Jonathan Agosta answered our call for an explanation of the nsmb.conf file and how it can fix slow SMB (also known as Samba) file browsing in Macs. He explained the tip about using the file to turn "notify" off, and why it might not work for all users. He also describes several other configuration tips that we've reported and thinks making these changes on a Windows Server instead of the Mac could be productive.
The nsmb.conf file contains settings (If it doesn't exist defaults are used) to configure the Network Protocol for Samba. The notify_off=yes setting will disable the Samba Notify-Change feature which is used to dynamically update the client's listing of files/folders as they are changed. (I have attached references.)
This can have a very noticeable impact on SMB file shares containing a large number of files and/or for those who have an environment where there is a lot of activity and changes made to the files. This is also why it does not affect certain users, especially those with more static content or few files.

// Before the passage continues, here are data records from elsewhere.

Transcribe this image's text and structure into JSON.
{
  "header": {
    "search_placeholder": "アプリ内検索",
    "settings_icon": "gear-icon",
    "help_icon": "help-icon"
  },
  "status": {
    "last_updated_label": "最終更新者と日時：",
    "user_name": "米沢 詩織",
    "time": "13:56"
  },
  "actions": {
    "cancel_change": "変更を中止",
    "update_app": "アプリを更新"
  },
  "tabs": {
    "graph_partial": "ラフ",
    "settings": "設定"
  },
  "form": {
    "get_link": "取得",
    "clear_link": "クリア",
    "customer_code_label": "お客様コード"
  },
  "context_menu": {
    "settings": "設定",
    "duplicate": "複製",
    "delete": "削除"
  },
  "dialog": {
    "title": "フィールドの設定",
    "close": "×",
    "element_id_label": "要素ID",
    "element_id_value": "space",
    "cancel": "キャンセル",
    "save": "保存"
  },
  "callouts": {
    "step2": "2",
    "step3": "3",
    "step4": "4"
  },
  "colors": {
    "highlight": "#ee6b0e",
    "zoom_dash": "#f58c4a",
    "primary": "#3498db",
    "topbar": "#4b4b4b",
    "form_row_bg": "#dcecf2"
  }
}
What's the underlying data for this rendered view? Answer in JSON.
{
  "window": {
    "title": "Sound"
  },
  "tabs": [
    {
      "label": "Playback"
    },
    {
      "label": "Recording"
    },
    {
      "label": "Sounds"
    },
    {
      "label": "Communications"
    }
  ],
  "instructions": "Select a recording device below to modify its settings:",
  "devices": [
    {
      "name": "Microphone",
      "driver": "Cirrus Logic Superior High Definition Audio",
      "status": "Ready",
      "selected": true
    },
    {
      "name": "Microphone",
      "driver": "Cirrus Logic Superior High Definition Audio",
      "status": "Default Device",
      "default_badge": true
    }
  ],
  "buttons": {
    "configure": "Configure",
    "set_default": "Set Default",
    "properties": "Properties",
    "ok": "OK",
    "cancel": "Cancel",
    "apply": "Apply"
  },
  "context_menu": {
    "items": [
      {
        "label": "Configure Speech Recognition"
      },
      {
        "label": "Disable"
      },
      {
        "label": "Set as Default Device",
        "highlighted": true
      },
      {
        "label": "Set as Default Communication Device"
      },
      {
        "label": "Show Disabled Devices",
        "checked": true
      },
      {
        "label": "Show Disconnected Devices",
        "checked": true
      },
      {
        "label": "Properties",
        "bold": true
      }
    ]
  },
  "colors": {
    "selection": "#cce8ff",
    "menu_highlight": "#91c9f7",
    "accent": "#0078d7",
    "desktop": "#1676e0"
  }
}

The interesting part is that searching for problems on the Microsoft site leads us to KB885189 which details how to make changes on the Windows Server, but it also explains part of the reason for the delays being the increased number of TCP ACKs, which ties back to the tip "TIP: ACK! Slow Mac access to Win servers -- a server workaround " and also the tip "sysctl, ack=0", so what I am getting to here is that KB328890 is likely to be the proper, server-side solution to slow SMB shares from a Windows environment. (See also KB981482.)
I am in the process of testing a combination of these (TCP ACK=1, Notify Change=Off and TCP Autotuning=Off) on a Windows Server 2008 that is serving several Macintosh computers as well as Windows PCs, and where we have had complains about performance. I have high hopes as these three validate a large number of the tips and workarounds posted on www.macwindows.com.
Note that previously, another reader suggested editing nsmb.com to include "streams=no", a tip that had been confirmed. Agosta doesn't address this one.